ドリブルが上手い。相手の逆をつくのが上手い。難なく敵陣をすりぬけていって、
開始、一分。
見事なハットトリックを決めていた。
「おー……」
コートの外で見ていた俺の口から言葉にならない声が漏れる。初めて見た、ハットトリックなんて。
シュートを決めた緒川の周りに敵味方関係なくクラスメイトたちが集まっていく。「なんだよいまの!」「緒川、サッカーやってたの?」「サッカー部入れよ!」と興奮したように口々に言われて、緒川は――
――緒川は、みんなのことを完全に無視して俺を見ると。
にこ、と笑って手を振ってきたのだった。
「え、あ、はい……?」
反射的に手を振りかえす俺。
それを確認すると緒川は「いや、偶然だよ」とみんなに向けて謙遜しはじめる。彼が手を振ってきたのは俺の見間違いかと思うくらい、自然に。
「いま、緒川くん綿辺くんに手振ってきたよね……?」
「……う、うん……たぶん……?」
隣で試合を見ていた田村がこそっと言ってくる。それで見間違いじゃないことはわかったけれど。

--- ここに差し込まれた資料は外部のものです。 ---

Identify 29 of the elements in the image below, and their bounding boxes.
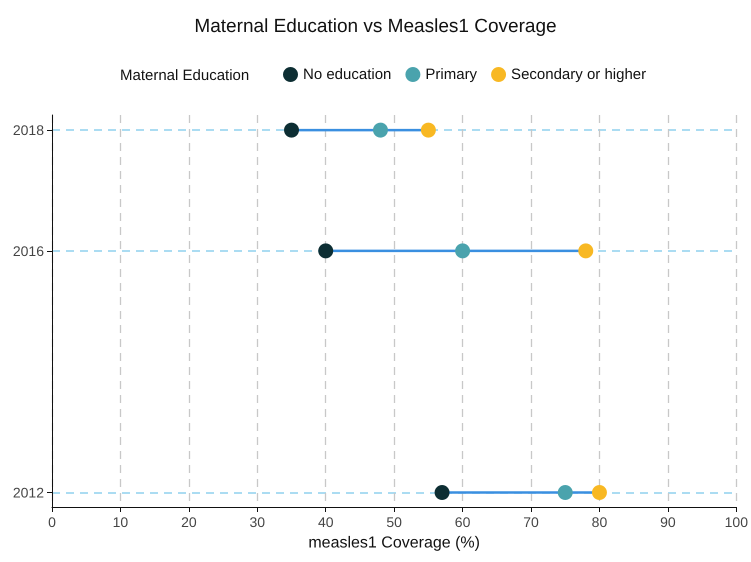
legend-label: No education: [303, 66, 392, 83]
point: [318, 243, 334, 258]
legend-label: Secondary or higher: [511, 66, 646, 83]
y-tick-label: 2018: [12, 122, 44, 138]
x-tick-label: 90: [660, 514, 676, 530]
x-tick-label: 80: [592, 514, 608, 530]
x-tick-label: 50: [386, 514, 402, 530]
chart-title: Maternal Education vs Measles1 Coverage: [194, 16, 557, 37]
legend-label: Primary: [425, 66, 478, 83]
x-tick-label: 40: [318, 514, 334, 530]
point: [434, 485, 450, 500]
point: [558, 485, 573, 500]
legend-title: Maternal Education: [120, 67, 250, 84]
x-tick-label: 20: [181, 514, 197, 530]
x-tick-label: 60: [454, 514, 471, 530]
x-tick-label: 30: [250, 514, 266, 530]
x-tick-label: 0: [48, 514, 56, 530]
x-tick-label: 100: [724, 514, 748, 530]
point: [455, 243, 470, 258]
x-axis-title: measles1 Coverage (%): [308, 534, 480, 552]
point: [578, 243, 594, 258]
point: [284, 122, 300, 138]
y-tick-label: 2012: [12, 484, 44, 501]
point: [372, 122, 388, 138]
point: [420, 122, 436, 138]
point: [592, 485, 607, 500]
y-tick-label: 2016: [12, 242, 44, 259]
x-tick-label: 10: [112, 514, 128, 530]
x-tick-label: 70: [523, 514, 540, 530]
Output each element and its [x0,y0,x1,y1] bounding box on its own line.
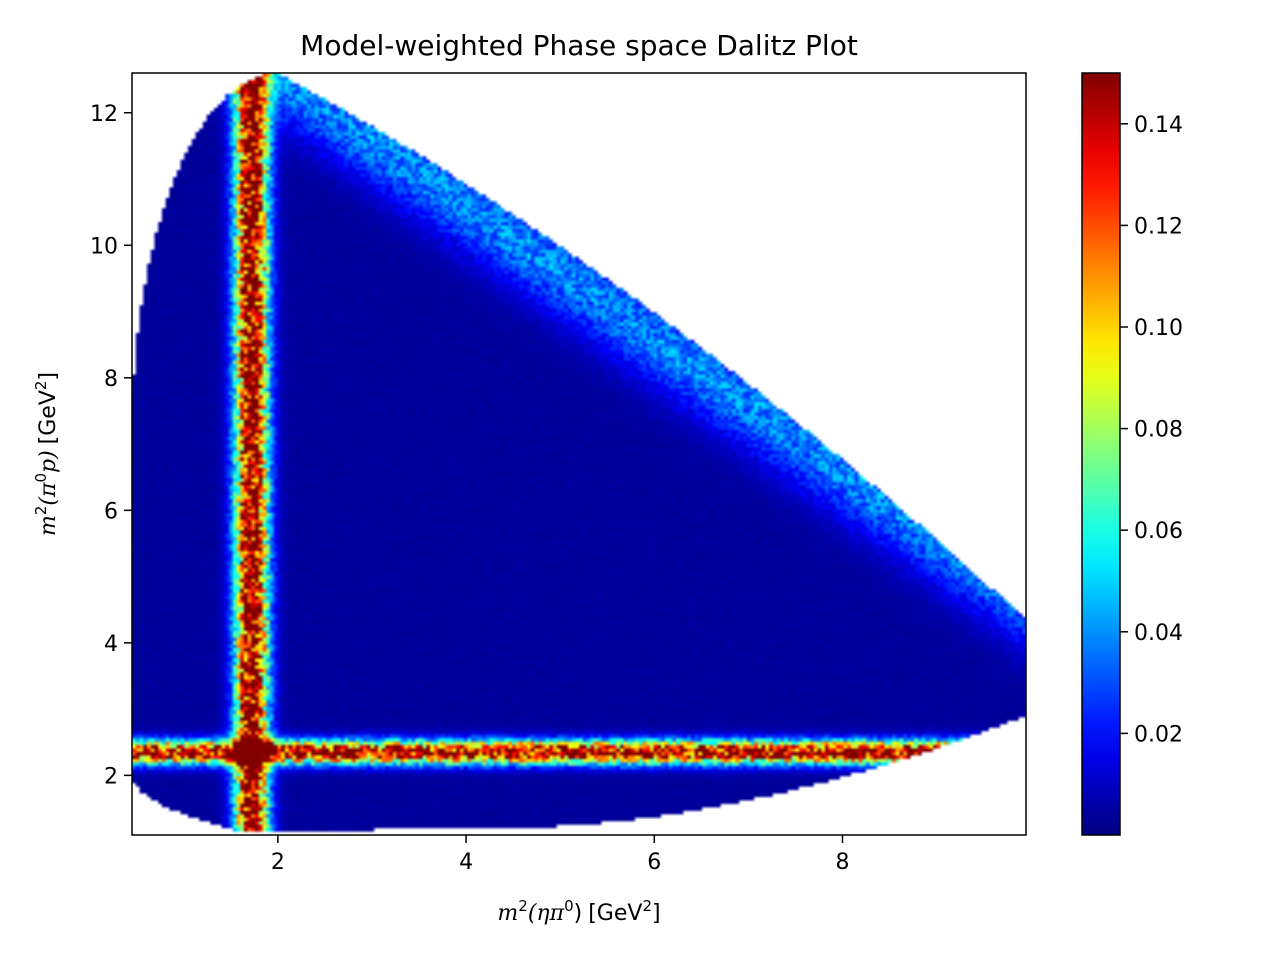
colorbar-frame [1081,72,1121,836]
y-label-inner: (π [36,482,61,506]
y-label-units-sup: 2 [32,381,50,391]
y-label-inner-sup: 0 [32,473,50,483]
y-axis-label: m2(π0p)[GeV2] [32,372,61,536]
colorbar-tick-label: 0.08 [1134,418,1183,443]
x-label-close: ) [574,901,583,926]
y-tick-label: 2 [104,764,118,789]
chart-title: Model-weighted Phase space Dalitz Plot [300,29,858,62]
x-axis-label: m2(ηπ0) [GeV2] [497,897,660,926]
plot-area [131,72,1027,836]
x-label-inner: (ηπ [528,901,565,926]
x-axis-ticks: 2 4 6 8 [271,835,849,875]
y-label-close: p) [36,450,61,473]
x-label-inner-sup: 0 [564,897,574,915]
y-label-prefix: m [36,515,61,536]
x-tick-label: 8 [835,850,849,875]
colorbar-tick-label: 0.04 [1134,621,1183,646]
y-tick-label: 8 [104,367,118,392]
heatmap-image [132,73,1026,835]
x-label-sup: 2 [518,897,528,915]
y-tick-label: 6 [104,499,118,524]
y-tick-label: 10 [90,234,118,259]
colorbar-tick-label: 0.06 [1134,519,1183,544]
colorbar-tick-label: 0.14 [1134,113,1183,138]
x-tick-label: 2 [271,850,285,875]
x-tick-label: 4 [459,850,473,875]
colorbar-gradient [1082,73,1120,835]
y-tick-label: 4 [104,632,118,657]
y-label-sup: 2 [32,506,50,516]
y-label-units: [GeV [36,390,61,444]
x-label-units-close: ] [652,901,661,926]
x-label-prefix: m [497,901,518,926]
y-label-units-close: ] [36,372,61,381]
plot-frame [131,72,1027,836]
colorbar-ticks: 0.02 0.04 0.06 0.08 0.10 0.12 0.14 [1120,113,1183,747]
x-label-units-sup: 2 [642,897,652,915]
y-tick-label: 12 [90,102,118,127]
x-tick-label: 6 [647,850,661,875]
y-axis-ticks: 2 4 6 8 10 12 [90,102,132,789]
colorbar-tick-label: 0.12 [1134,214,1183,239]
colorbar-tick-label: 0.02 [1134,722,1183,747]
colorbar: 0.02 0.04 0.06 0.08 0.10 0.12 0.14 [1081,72,1183,836]
x-label-units: [GeV [588,901,642,926]
colorbar-tick-label: 0.10 [1134,316,1183,341]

「なんか緒川くんって綿辺くんのこと気に入ってる? なんで?」
「……そんなことないだろ」
「え、でも」
「緒川はみんなにやさしいんだって」
そうだ。これはきっと、サッカー(というか運動全般)が苦手でクラスの輪に入れない俺を気にかけてやってくれているだけだ。俺のことを気に入ってるなんてそんなはず。
そのあとも緒川は見事なチームプレイで得点を決めた。
緒川ってほんとにすごいんだな、と俺はあらためて感動した。
シュートを決めるたびに俺のほうを見て手を振ってくれるのは、なんというか、こそばゆかったけど。